Jewish Tattoo Artist Spotlight: Kit McDonough (2024)

Jewish Tattoo Artist Spotlight: Kit McDonough (1)

Arielle Silver-Willner talks to Kit McDonough

February 7, 2022

Kit McDonough is a Brooklyn-based Jewish tattoo artist who embraces a wide range of themes and seeks to help her clientele celebrate their bodies and their memories through art. She talked to Lilith’s Arielle Silver-Willner about her work and how tattoos are a part of her Jewish identity.

So, how does a “Nice Jewish Girl” get into tattooing?

In college, I didn’t have the money to spend on tattoos. At that point the few I did have were all drawings I made and had someone else execute. There was one night where I was drawing and I thought, “You’re really good at drawing…there’s no way you couldn’t figure out how to tattoo yourself.” And sure enough, two hours later I had given myself my first hand poke (with a sewing needle, thread, and India Ink).

I spent a good amount of time (maybe a year or more) practicing on myself before moving on to others and the rest is history. It’s worth it to mention at that point in my life I had never felt more separate from my own body. I am so glad I gave myself permission to try it.

Should I be concerned that having a tattoo makes me less Jewish?

In my mind, my two identities cannot be separated—I am Jewish and I have tattoos, therefore my tattoos are Jewish. They are lawful. They represent my existence as a “modern Jew.”

I wasn’t raised with any particular emphasis on religion. It wasn’t until around college that I started interacting with my Jewish heritage. I learned about my family’s history, I took classes about Judaism—I felt an urgency to learn about it because I had “missed out” on all of this in my childhood.

Now I feel more connected to Judaism than I ever did as a child—my practice evolved to embrace this other identity that was in me all along. I have found community in other tattooed/tattooer Jews. New York is full of them.

Jewish Tattoo Artist Spotlight: Kit McDonough (2)

Tattoo by Kit McDonough, from Instagram (@coolfriendtattoos.png)

I’ve heard that you have an anecdote about discussing tattoos with an Orthodox woman at a gynecologist appointment…tell me more about that!

I go to a doctor with a predominantly Orthodox Jewish clientele and mostly Jewish nurses and receptionists—they actually refer to me as “the one with all the tattoos.” I was in the exam room for a wellness checkup and the nurse started asking me about my tattoos. “I really want one, but I’m so afraid,” she told me. I asked her why and she said, “Well, you know it’s forbidden in my religion?” I love this part because it’s always so fun to reveal to people that I’m Jewish. She was totally shocked! I told her I’m familiar with this part of Jewish law; I know that the addition of tattoos is thought to be insulting to God’s handiwork, but what if we reframed it?

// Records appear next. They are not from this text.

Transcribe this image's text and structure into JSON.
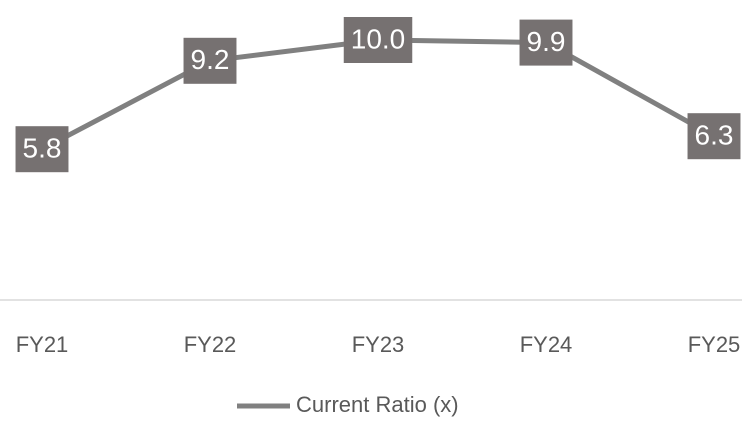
{
  "chart_data": {
    "type": "line",
    "categories": [
      "FY21",
      "FY22",
      "FY23",
      "FY24",
      "FY25"
    ],
    "series": [
      {
        "name": "Current Ratio (x)",
        "color": "#808080",
        "values": [
          5.8,
          9.2,
          10.0,
          9.9,
          6.3
        ],
        "value_labels": [
          "5.8",
          "9.2",
          "10.0",
          "9.9",
          "6.3"
        ]
      }
    ],
    "ylim": [
      0,
      11
    ],
    "label_box_color": "#767171",
    "legend": "bottom"
  }
}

My tattoos are a map of my life—they’re some of my favorite images that have resonated with me—they’re friendships and memories etched into my skin. I am more myself now than I was without a single tattoo, and I think that is inherently God-loving. To love myself so wholly is to love God the same way. Before she left the exam room, the nurse told me she would think about it more and that her idea was to get something between her shoulder blades.

Giving a tattoo seems like quite an intimate experience—what is it like to leave a permanent mark on someone’s body, especially when that person is a stranger?

I really started tattooing to tattoo myself. So, my curation of designs felt (still feels, actually) personal. When people come to get tattoos from me I’m always fascinated by which designs stand out to them. Nothing is more mind blowing than two people from completely different lives somehow both feeling an emotional connection to the same image—three, if you count me. We are innately tied to one another, it is magic.

Jewish Tattoo Artist Spotlight: Kit McDonough (3)

Flash tattoo designs by Kit McDonough from Instagram (@coolfriendtattoos.png)

What kind of tattoo do you think Lilith would have wanted?

I think she would have had a fully ornamented full body snake tattoo (or perhaps a few interlocking snakes). The eternally misunderstood serpent is the symbol of evil but how unfair is that? I think Lilith might identify with that legacy and want to subvert the reputation of the snake by having it tattooed on her forever. She would be the type.